C'est une calanque de la chaine de l'Estaque, sur la commune du Rove, avé la vue dégagée sur toute la baie de Marseille. Va-z-y, répète cette phrase avec l'accent du Midi et tu commenceras à entendre grincer les cigales. Ô peuchère, qu'on est déjà le 26 juin et qu'elles n'ont même pas encore commencé à se racler la gorge et faire leurs vocalises. Tu verrais ça, toi, qu'il ait trop pleuvu cet hiver et qu'elles se soient toutes noyées ? Ça serait un coup à faire fuir les touristes ! Que c'est fragile, un touriste ! Pas de cigales, pas d'encouragement du commerce local. Pas de soleil, on retourne à Corbeil !

Nous, on s'en passerait bien, des cigales. Les cigales, c'est un peu comme si t'écoutais ta radio bloquée sur une fréquence linéaire, monotone, sans surprises, triste, conforme, uniforme... Oui, t'as raison, un peu comme une France-Inter rêvée par les duettistes Rudolf Hees et Philippe Pétain. Et leur sarco-trafiquant.

L'État, mon actionnaire, comme ils disent dans leur jargon baveux, ces limaces. Et le peuple, vos auditeurs, vous y pensez quelquefois ? On s'assoie dessus, on les tronche, aussi fort qu'on nous a tronché, aussi profond qu'on s'est laissé troncher. Transmets, corromps, projette, fais aux autres ce qu'on t'a fait, venge-toi. Et n'oublie pas que tu as fait tout ça pour avoir le pouvoir, et que le pouvoir, tu l'as.

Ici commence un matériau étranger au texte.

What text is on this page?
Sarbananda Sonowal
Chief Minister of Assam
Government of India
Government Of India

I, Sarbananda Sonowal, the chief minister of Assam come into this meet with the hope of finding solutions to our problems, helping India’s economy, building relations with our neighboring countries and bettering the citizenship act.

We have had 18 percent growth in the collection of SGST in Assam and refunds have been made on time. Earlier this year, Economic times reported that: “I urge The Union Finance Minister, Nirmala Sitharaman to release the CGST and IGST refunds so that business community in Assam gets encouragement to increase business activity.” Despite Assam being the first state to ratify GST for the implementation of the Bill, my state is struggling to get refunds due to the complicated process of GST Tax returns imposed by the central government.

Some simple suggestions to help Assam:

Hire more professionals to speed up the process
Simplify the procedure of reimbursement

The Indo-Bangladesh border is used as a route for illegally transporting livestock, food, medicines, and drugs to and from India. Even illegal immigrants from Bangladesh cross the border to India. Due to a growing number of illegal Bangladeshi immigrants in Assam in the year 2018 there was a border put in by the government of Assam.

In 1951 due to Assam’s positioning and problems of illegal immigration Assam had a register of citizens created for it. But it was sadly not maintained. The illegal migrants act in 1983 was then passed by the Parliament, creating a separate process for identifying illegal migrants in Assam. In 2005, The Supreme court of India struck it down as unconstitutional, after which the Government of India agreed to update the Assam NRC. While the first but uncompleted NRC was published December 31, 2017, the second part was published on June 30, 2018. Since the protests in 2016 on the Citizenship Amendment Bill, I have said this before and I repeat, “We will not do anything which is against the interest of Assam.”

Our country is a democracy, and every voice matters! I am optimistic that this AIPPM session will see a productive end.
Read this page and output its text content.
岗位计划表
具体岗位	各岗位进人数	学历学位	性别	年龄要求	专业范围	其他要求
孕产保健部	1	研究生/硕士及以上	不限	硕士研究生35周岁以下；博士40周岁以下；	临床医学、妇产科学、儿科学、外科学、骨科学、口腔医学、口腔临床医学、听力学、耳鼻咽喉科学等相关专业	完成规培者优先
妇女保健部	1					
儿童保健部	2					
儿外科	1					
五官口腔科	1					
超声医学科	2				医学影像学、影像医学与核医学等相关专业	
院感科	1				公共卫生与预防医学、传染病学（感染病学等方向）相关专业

Alors, de quoi te plains-tu ? Ben c'est à dire que ça ne ressemble pas trop à mes rêves de petit garçon ? Ah bé c'est qu'on peut pas tout avoir dans la vie, mon petit !

Finalement et tout bien réfléchi, je préfère les cigales.

Et puis Niolon, c'est adossé au massif, et avec le viaduc du chemin de fer qui fait barrage, tu sens pas le Mistral, même s'il boufe comme le soufflet de forge du diable. Et pis même en plein cagnard, tu as toujours la fraicheur de la mer. Oui car l'eau s'évapore et en s'évaporant, elle crée du froid, c'est le principe de la gargoulette de ma mère suspendue à une branche du poivrier. En gros, quand il fait chaud, la terre emmagasine de la chaleur et la mer, du froid. Donc à Niolon, sans Mistral et sans températures à te faire te dessécher sur place, tu peux supporter stoïquement le métronome rouillé des cigales.

C'est pourtant pas l'huile d'olive qui leur manque, dans le quartier.

Je te sens intéressé, tout à coup. Comment est-ce que l'on ferait-on si je voudrasse y aller, te dis-tu ?

Le mieux : tu prends le bus 36 sur la Canebière et tu descends à l'Estaque-port. Tu m'entends : tu descends pas à l'Estaque-plage, tu descends à l'Estaque-port ! Tu montes sur ton pointu et tu suis la côte jusqu'à Niolon. Là, tu te gâves. Tu te gâves les yeux de toute cette lumière qui fait reluire la mer et qui chauffe les rochers à blanc. Tu te gâves les narines d'iode, de sueur d'écailles et de poison d'oursin, à la saison. Ça sent tellement le large, le bouquet garni et le Guédiguian que tu resteras fidélisé le long de cette côte, scotché à vie, avec un désir comac d'y revenir le plus souvent possible.

Tu n'as peut-être pas de pointu, ni même d'anneau à l'Estaque, mesquin que tu es ? Alorsse il te reste une chance de faire le riche à peu de frais. Prends un ticket à la gare Saint-Charles sur cette ligne mythique, "Le petit train de la côte bleue", qui a coûté 20 millions de francs-or au début du siècle et au contribuable français. Ou, si nous sommes en été, monte sans payer dans un des wagons pleins de racailles des quartiers Nord qui vont se baigner sur les rares plages. Le contrôleur te laissera tranquille.

Tu peux choisir ta destination parmi ces noms qui ont fait briller tant de prunelles : plage Napoléon, La Couronne, Sausset-les-pins, Carry-le-Rouet, La Redonne-Ensuès, Le Rove....

...mais suis mon conseil et descends à Niolon.